Early June we spent a couple a few days around Norwich in Norfolk, we stayed at Mangreen Hall just outside of Norwich. It was not easy to find as it is down a small by-road off the A140 Ipswich Road, but this does mean that you are out in the country side.
According to the Norfolk Heritage Explorer "Mangreen Hall dates to around 1700 and was probably built for Henry Davy. It is thought to sit on a Medieval moated site"
Kellys Directory for 1883 references "Mangreen Hall as the seat of the Rev. William Fellowes M.A. John Steward Esq. and the trustees of Hudson Gurney Esq. Lords of the Manor."
The house was renovated last year to allow for bed and breakfast, it has been done tastefully to still allow for the character and age of the house.
The dining area where they serve a lovely full English breakfast, it also doubles up as a Cafe on certain days of the week.
There are a couple sitting rooms for you to relax in or have a meeting.
Our room was one of the loft style bedrooms, accessed by a narrow, steep staircase, once used by the staff of the house.
The view out of our window was lovely and peaceful, be prepared to be serenaded by the birds especially around dawn and dusk.
As well as bed and breakfast the Hotel offers a Personal Growth Centre, Time Share Swimming Pool, purpose built Conference Centre and Wedding venue with its own Chapel in the grounds.
The various rose bushes around the gardens were putting on a good display in the beautiful sunshine.
A lovely sunny spot in the garden to enjoy a cup of tea or coffee after breakfast, while we plotted our days route.
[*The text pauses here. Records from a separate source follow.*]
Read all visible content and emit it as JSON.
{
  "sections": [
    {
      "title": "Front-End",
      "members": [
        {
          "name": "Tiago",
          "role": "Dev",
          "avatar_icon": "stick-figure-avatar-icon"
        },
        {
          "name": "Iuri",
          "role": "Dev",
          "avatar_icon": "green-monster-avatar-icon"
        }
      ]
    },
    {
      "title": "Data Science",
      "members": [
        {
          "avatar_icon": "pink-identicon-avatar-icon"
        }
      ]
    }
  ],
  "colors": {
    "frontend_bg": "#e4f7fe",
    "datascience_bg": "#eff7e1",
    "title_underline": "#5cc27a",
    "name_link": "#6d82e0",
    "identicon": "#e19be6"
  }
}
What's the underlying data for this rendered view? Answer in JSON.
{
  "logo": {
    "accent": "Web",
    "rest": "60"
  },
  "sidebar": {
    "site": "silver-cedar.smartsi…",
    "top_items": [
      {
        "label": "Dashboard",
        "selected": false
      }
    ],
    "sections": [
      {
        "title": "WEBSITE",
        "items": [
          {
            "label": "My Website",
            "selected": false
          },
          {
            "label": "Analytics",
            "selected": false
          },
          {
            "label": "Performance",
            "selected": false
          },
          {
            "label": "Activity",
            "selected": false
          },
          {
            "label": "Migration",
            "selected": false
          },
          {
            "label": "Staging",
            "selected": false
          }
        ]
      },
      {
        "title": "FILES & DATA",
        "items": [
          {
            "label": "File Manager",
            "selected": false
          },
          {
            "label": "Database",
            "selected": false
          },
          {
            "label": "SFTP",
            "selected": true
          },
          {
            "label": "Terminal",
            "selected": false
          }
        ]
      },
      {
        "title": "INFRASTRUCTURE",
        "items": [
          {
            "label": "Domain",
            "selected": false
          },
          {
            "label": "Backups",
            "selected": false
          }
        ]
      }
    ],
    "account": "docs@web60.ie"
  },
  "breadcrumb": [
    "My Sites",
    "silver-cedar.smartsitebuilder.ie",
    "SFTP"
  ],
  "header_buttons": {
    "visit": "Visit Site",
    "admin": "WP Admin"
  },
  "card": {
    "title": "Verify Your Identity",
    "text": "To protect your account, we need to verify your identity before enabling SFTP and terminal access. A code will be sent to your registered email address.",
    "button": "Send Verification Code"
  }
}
We came across this quite large bush in the grounds which we had never seen before, we then came across a couple of varieties at Bressingham Steam and Gardens, which were labelled as Viburnum Plicatum, Japanese Snowball.
Walking around the gardens we came across the Candle Chapel.
And then the Light Centre, nestled amongst the shrubs where you can hold your Wedding Ceremony.
In the back ground of this shot you can just see the Conference Centre.
This large tree, with its stone circle caught our eye when we drove in, as you walk towards it its size becomes more impressive.
My Husband helping me demonstrate the width of the trunk, this tree must have been here for several hundred years, maybe part of the original planting of the garden.
This pine cone with its flower like form helps to identify the tree as a Cedar.